Talk Dirty to Me: Everything You Need to Know About the Upcoming Emergency Dish Sanitation Summit

Andrew McDonald

An emergency summit will be held this week to determine the next move forward in the Dish Sanitation Crisis (DSC), which is fast becoming an epidemic in Mod 104. In late 2015, an alliance was formed between six delegates from parts unknown to coordinate the occupation of Mod 104 at Hampshire College. The alliance was marked by the Charter for Obligatory Control of Kitchen Sanitation (COCKS), which, crafted under a socialist framework (as required by Hampshire College), delegated the responsibilities of each signer for the maintenance of the kitchen area. Although the COCKS charter succeeded in establishing an initial tranquility, and relative cooperation on all sides, stipulations concerning responsibility for soiled dishes continues to be contentious.

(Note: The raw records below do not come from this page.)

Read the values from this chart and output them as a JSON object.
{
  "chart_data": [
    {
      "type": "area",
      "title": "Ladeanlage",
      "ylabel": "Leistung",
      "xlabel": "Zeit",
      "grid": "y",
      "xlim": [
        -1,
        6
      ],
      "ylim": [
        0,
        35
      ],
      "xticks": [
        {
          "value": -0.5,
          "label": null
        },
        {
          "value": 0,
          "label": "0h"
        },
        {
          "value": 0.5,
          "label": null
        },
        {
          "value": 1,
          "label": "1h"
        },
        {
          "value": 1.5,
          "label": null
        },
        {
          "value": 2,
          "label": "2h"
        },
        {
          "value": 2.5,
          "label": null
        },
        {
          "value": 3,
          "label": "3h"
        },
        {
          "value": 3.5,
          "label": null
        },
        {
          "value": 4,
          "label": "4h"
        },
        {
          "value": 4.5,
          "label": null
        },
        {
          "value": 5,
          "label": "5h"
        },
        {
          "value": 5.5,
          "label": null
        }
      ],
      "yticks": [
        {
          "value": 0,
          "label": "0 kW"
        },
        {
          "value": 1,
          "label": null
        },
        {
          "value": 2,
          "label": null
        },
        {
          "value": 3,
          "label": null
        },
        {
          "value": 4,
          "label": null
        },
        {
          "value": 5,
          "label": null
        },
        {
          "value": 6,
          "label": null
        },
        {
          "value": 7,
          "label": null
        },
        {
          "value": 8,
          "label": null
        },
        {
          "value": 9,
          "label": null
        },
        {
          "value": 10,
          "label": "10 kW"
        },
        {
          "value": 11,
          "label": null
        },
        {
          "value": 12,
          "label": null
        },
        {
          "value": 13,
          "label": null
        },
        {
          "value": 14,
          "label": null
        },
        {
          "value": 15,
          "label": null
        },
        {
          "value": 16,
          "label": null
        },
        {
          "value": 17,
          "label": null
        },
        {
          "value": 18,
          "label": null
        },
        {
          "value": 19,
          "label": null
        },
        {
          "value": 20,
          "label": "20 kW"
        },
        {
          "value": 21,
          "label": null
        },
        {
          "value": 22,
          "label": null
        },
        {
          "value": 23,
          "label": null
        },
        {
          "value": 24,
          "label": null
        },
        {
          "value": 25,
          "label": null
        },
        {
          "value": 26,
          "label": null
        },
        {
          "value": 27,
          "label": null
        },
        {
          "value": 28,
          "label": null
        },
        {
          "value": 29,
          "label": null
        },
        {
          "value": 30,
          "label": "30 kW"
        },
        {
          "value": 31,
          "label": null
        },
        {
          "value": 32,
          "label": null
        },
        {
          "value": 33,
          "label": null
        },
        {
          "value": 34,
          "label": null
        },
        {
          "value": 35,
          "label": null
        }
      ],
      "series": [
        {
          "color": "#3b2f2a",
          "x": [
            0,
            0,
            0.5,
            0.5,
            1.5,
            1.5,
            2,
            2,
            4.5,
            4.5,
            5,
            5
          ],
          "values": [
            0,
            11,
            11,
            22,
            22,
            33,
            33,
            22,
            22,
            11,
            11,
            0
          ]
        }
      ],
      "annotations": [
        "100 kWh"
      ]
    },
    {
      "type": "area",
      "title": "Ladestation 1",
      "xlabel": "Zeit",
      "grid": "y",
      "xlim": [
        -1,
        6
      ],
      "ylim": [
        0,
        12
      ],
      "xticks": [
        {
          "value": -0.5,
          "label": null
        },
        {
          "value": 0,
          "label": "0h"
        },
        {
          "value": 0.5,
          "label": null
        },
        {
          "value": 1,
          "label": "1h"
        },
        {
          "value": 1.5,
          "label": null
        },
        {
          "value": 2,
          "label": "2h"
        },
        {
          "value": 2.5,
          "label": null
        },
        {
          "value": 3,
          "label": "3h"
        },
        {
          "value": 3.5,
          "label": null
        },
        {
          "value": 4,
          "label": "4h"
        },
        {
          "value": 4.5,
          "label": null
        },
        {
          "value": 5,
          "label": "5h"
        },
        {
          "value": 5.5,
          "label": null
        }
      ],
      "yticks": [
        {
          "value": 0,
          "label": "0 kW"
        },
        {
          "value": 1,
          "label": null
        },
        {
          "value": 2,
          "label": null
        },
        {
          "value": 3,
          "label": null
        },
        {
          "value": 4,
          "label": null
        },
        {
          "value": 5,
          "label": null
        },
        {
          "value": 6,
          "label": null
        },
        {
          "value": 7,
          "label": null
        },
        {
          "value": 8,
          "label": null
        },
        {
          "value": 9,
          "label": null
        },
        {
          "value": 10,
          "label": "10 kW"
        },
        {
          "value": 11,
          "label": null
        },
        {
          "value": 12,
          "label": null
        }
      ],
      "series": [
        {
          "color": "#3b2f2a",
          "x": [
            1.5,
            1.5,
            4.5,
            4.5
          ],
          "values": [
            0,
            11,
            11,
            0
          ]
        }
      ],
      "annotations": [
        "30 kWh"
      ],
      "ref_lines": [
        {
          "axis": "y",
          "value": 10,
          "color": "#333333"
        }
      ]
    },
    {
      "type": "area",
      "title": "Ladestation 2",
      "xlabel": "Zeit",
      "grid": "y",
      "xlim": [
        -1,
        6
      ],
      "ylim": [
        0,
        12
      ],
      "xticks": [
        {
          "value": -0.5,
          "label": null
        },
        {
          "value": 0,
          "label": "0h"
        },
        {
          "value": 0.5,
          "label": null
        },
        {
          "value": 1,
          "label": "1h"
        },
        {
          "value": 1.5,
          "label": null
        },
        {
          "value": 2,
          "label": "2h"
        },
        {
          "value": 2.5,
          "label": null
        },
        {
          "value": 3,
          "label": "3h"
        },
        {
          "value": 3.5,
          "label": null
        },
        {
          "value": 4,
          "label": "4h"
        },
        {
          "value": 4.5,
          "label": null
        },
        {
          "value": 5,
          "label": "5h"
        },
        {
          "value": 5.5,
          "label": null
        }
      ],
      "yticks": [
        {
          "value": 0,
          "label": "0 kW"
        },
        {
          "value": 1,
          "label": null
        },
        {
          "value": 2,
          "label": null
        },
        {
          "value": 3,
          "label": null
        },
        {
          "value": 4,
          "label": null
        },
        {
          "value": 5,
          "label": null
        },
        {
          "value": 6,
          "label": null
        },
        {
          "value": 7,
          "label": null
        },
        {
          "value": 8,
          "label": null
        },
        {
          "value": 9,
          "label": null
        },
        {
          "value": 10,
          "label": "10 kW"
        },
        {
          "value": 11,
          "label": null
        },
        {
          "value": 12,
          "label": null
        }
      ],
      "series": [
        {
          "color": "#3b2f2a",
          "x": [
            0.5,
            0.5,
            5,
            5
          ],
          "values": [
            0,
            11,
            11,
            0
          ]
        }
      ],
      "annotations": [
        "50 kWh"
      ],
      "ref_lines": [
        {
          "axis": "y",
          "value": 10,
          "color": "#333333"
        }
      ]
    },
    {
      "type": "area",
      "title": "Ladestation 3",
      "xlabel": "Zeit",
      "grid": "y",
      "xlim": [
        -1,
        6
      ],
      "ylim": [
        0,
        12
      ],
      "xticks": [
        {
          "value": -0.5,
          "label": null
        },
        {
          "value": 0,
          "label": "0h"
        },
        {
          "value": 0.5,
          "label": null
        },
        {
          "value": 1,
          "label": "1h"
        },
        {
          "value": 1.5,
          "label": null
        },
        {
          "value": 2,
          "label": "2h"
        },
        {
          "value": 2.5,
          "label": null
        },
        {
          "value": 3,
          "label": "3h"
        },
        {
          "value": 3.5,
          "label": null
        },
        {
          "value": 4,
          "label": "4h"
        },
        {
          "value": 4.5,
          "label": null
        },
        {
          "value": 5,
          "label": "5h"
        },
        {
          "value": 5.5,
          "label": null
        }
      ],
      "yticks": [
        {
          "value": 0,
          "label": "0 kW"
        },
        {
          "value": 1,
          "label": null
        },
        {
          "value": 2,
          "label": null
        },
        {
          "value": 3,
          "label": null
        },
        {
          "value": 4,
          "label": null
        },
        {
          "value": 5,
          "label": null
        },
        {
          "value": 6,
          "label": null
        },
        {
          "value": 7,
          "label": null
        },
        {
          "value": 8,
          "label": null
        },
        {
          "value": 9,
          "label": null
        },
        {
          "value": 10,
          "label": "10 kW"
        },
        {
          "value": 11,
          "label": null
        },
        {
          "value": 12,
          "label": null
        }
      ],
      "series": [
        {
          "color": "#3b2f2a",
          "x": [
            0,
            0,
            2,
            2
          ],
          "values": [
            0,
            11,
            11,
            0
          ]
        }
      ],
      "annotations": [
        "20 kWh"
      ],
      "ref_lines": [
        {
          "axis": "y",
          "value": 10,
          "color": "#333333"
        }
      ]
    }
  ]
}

After the memorable “Moldy Tower” incident of December 2015, in which security officials recovered upwards of six cups and mason jars filled with what was believed to be toxic mold, the COCKs charter was amended. Under the new changes, three delegates were responsible for dish sanitation, instead of the previous two-delegate system. However, since disputes broke out in January about the term length of the obligations prescribed by the new COCKS charter (also known as COCKS 2.0), unrest and protest bubbled up through all sectors of Mod 104. As each of the delegates refused to clean the dishes on the grounds that it undermined their “104 family values,” or that to do so would corrupt the iconic COCKS 2.0 charter, the dishes piled up. It was not until the delegate from room C had to remove a ceiling tile to stack his dirty plate that the alliance was forced to come to the bargaining table together: now the delegates from rooms A, B, C, D, and E will be forced to put aside personal interests to deal with a danger that could rattle 104’s china cabinet to its core.

The emergency summit, which will be hosted in room A, is scheduled to begin on Saturday and last into Sunday morning. Already, delegates appear pessimistic; in a Facebook post, one delegate wrote: “I can’t believe we didn’t catch it sooner, it’s a sad day when your dishes are dirtier than your mind.” Another delegate simply tweeted, “I can’t believe we have this many dishes #damn,” while a third wrote,

“The dirty dish pile in this mod is undeniable—it makes me sick to my fucking stomach, but what’s worse is how ignorant my colleagues have been–frankly I hate all of them. I will make 104 great again, mark my words.”  

Ideologically, the parties are in a gridlock; each denies their own culpability, yet they all agree that something must be done. The summit proceedings are sure to be a rollercoaster, as the COCKS 2.0 charter will undoubtedly be called into question. Regardless of what happens, a colossal power shift is in the makings as special interest groups and residential advisors take notice. Yet again, the allied parties of mod 104 will be compelled, by circumstance, to consult the primal force of willpower, the universal longing for equality, and the inescapable odor of fermented food waste.